Considérez-vous les mannequins comme des femmes chanceuses d’avoir un corps de rêve ou comme des victimes des diktats de la mode ?
Je pense que ce sont des femmes qui ont ces mensurations-là, et qu'elles les ont toujours eues... On ne passe pas d'un 44 à un 32... Mais je pense cependant que ces silhouettes longilignes forcent le trait et passent du 36 au 32. Ce qui me fait le plus rire, c'est qu'au jour d'aujourd'hui on s'acharne sur les tailles 36... Je fais moi-même une taille 36, et je suis loin des mensurations mentionnées dans le mannequinat. J'ai fait du 34... Et je m'en suis rapproché, mais ces jeunes femmes, sont plus proches du 14 ans, que du 36. Je trouve ça effrayant que les diktats de la mode soient aussi peu réalistes.

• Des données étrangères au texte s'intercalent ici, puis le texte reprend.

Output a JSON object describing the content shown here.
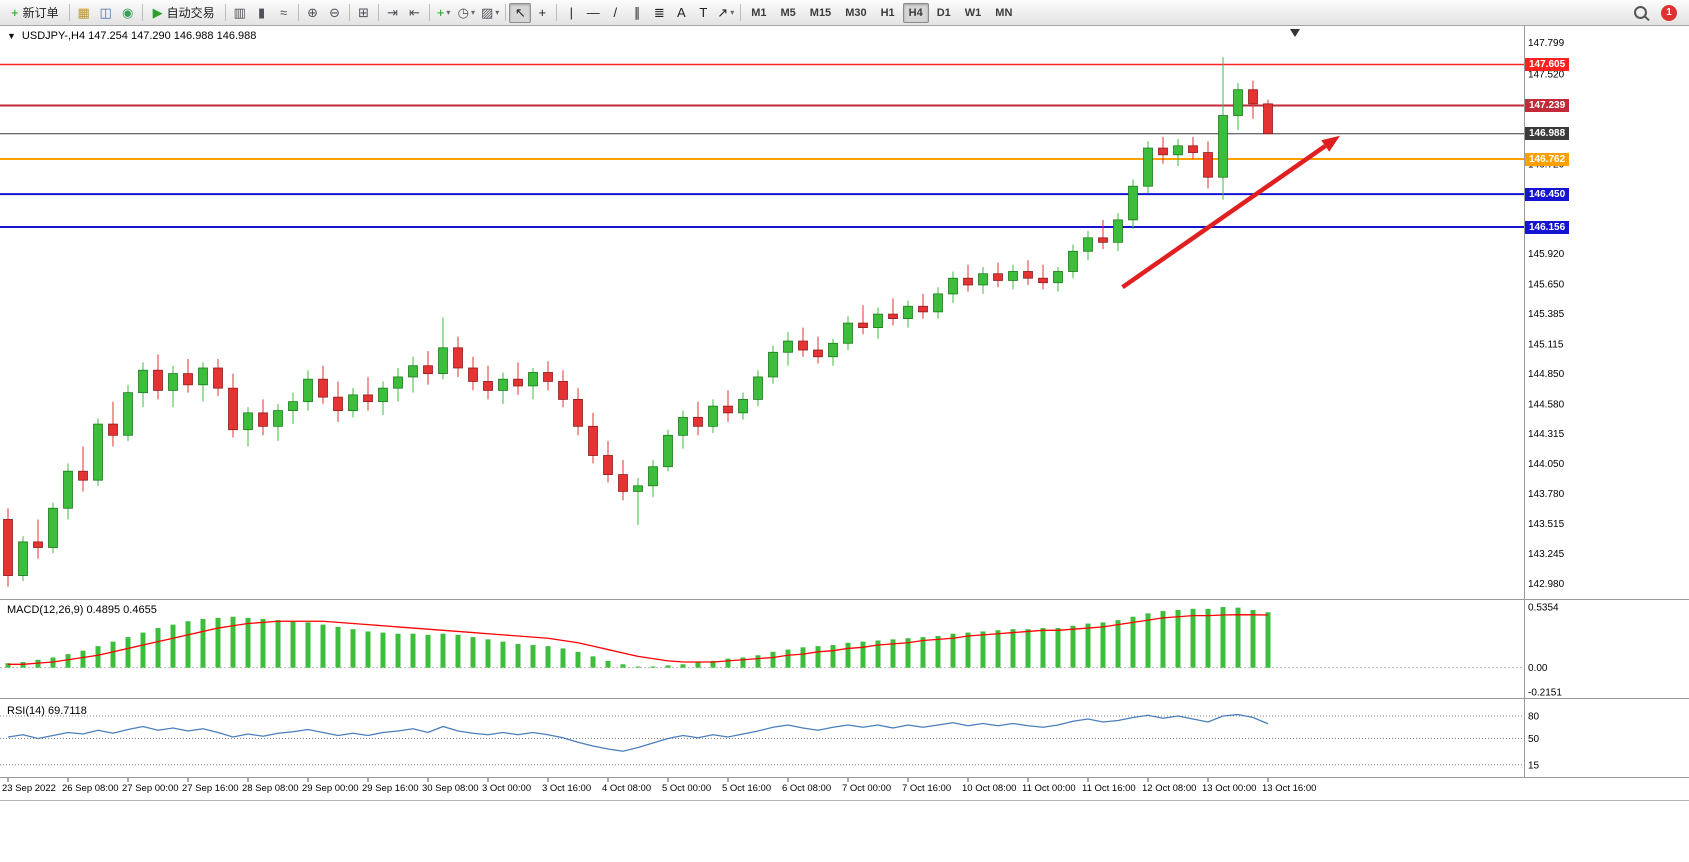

Je comprends la dimension artistique, mais on parle au finale de vêtements, et à la question "Ces vêtemets sont-ils faits pour être portés ?" Il me parait évident que la réponse est négative, sinon ils seraient portés par des femmes aux mensurations "normales", "communes" et non par des cintres, non par des femmes aux mensurations de petits garçons.
Porte-manteaux ou icônes de mode, que pensez-vous du statut des mannequins ?
Les mannequins font rêver. Leur silhouette fascine, androgyne, comme venue d'un autre monde flotte sur les podiums, et leur spectre laisse les images résiduelles des volants, des dentelles de Galliano, cette impression rétinienne persistante des coupes de Donna Karan.
Regards fixes et sourires absents ou déhanché rythmé : si vous étiez directrice artistique d’un défilé, quel comportement leur demanderiez-vous d’adopter ?
Le modèle s'efface pour valoriser le vêtement. La démarche me semble encore parfois un peu trop voyante.